Principal component analysis PCA is PC1 or PC1 + PC2

I saw that PCA=∑ (PC1 + PC2) is used in the literature, and there are also values describing the PCA score. How should the PCA score be calculated? . . . . . .

A review of the steps for PCA:

1. Determine the number of principal components

2. Extract principal components

3. Principal component rotation

4. Obtain the principal component score

Table of Contents

PC1 case

1. Determine the number of principal components

2. Extract principal components

3. Principal component rotation

4. Obtain the principal component score

PC2 case PC1 + PC2

1. Determine the number of principal components

2. Extract principal components

3. Principal component rotation

4. Obtain the principal component score


PC1 Case

1, determine the number of principal components

Data Format

rm(list = ls())
library(psych)
data <- USJudgeRatings
fa.parallel(USJudgeRatings[,-1], fa="pc",
            n.iter=100,
            show.legend=FALSE,
            main="Scree plot with parallel analysis")

Judgment Note: The Kaiser-Harris criterion recommends retaining principal components with eigenvalues greater than 1. Components with eigenvalues less than 1 explain less variance than the variance contained in a single variable. Cattell’s scree test plots eigenvalues and principal components.

Interpretation of results; evaluation of the number of principal components to be retained in US judge scores. Gravel plot (straight line vs.
x
symbol), large eigenvalues

At
1
criterion (horizontal line) and
100
Parallel analyzes (dashed lines) of sub-simulations all show that retaining one principal component is enough

2, extract principal components
principal(r, nfactors=, rotate=, scores=)
r is the correlation coefficient matrix or original data matrix;
nfactors sets the principal component number (default is 1);
rotate specifies the rotation method (default maximum variance rotation (varimax));
scores sets whether principal component scores need to be calculated (not required by default). 

Extract principal components

pc <- principal(USJudgeRatings[,-1], nfactors = 1)
pc
Principal Components Analysis
Call: principal(r = USJudgeRatings[, -1],<strong> nfactors = 1</strong>)
Standardized loadings (pattern matrix) based upon correlation matrix
      PC1 h2 u2 com
INTG 0.92 0.84 0.1565 1
DMNR 0.91 0.83 0.1663 1
DILG 0.97 0.94 0.0613 1
CFMG 0.96 0.93 0.0720 1
DECI 0.96 0.92 0.0763 1
PREP 0.98 0.97 0.0299 1
FAMI 0.98 0.95 0.0469 1
ORAL 1.00 0.99 0.0091 1
WRIT 0.99 0.98 0.0196 1
PHYS 0.89 0.80 0.2013 1
RTEN 0.99 0.97 0.0275 1

                 PC1
SS loadings 10.13
Proportion Var 0.92

Mean item complexity = 1
Test of the hypothesis that 1 component is sufficient.

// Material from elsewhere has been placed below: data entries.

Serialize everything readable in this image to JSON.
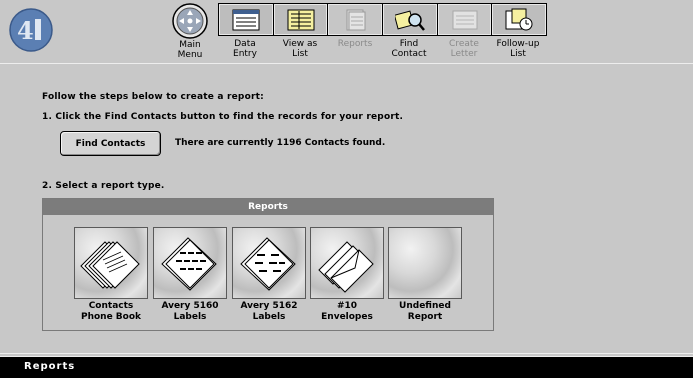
{
  "toolbar": {
    "main_menu": "Main\nMenu",
    "items": [
      {
        "label": "Data\nEntry",
        "icon": "data-entry-icon",
        "disabled": false
      },
      {
        "label": "View as\nList",
        "icon": "list-icon",
        "disabled": false
      },
      {
        "label": "Reports",
        "icon": "reports-icon",
        "disabled": true
      },
      {
        "label": "Find\nContact",
        "icon": "find-contact-icon",
        "disabled": false
      },
      {
        "label": "Create\nLetter",
        "icon": "letter-icon",
        "disabled": true
      },
      {
        "label": "Follow-up\nList",
        "icon": "follow-up-icon",
        "disabled": false
      }
    ]
  },
  "instructions": {
    "intro": "Follow the steps below to create a report:",
    "step1": "1.  Click the Find Contacts button to find the records for your report.",
    "find_button": "Find Contacts",
    "status": "There are currently 1196 Contacts found.",
    "step2": "2.  Select a report type."
  },
  "reports": {
    "header": "Reports",
    "items": [
      {
        "label": "Contacts\nPhone Book",
        "icon": "phone-book-icon"
      },
      {
        "label": "Avery 5160\nLabels",
        "icon": "labels-5160-icon"
      },
      {
        "label": "Avery 5162\nLabels",
        "icon": "labels-5162-icon"
      },
      {
        "label": "#10\nEnvelopes",
        "icon": "envelopes-icon"
      },
      {
        "label": "Undefined\nReport",
        "icon": "undefined-report-icon"
      }
    ]
  },
  "status_bar": {
    "title": "Reports"
  },
  "colors": {
    "background": "#c8c8c8",
    "header": "#7c7c7c",
    "status_bar": "#000000",
    "logo": "#4a6fa5"
  }
}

The root mean square of the residuals (RMSR) is 0.04
 with the empirical chi square 6.21 with prob < 1

Interpretation of results: Column PC1 contains component loadings, which refers to the correlation coefficient between observed variables and principal components. If more than one principal component is extracted, there will also be columns PC2, PC3, etc. Component loadings can be used to explain the meaning of principal components. It can be seen here that the first principal component (PC1) is highly correlated with each variable, that is, it is a dimension that can be used for general evaluation.

h2
Columns refer to ingredients
common factor
Variance – the degree of variance explained by the principal components for each variable.
u2
Columns refer to ingredients
uniqueness
–Variance

The proportion that cannot be explained by the principal components (
1-
h2
). For example, physical fitness (
PHYS
)
80%
The variance of can be explained by the first principal component,

20%
cannot. in comparison,
PHYS
It is the variable with the worst representation using the first principal component.

SS loadings
Rows contain eigenvalues associated with principal components, referring to the normalized eigenvalues associated with a specific principal component

Variance value (in this example, the value of the first principal component is
10
). at last,
Proportion Var
The rows represent the integers of each principal component

Explanation level of a data set. Here we can see that the first principal component explains
11
variables
92%
Variance.

3, principal component rotation
4, get the principal component score

In the American judge scoring example, we extracted a principal component based on 11 scoring variables in the original data.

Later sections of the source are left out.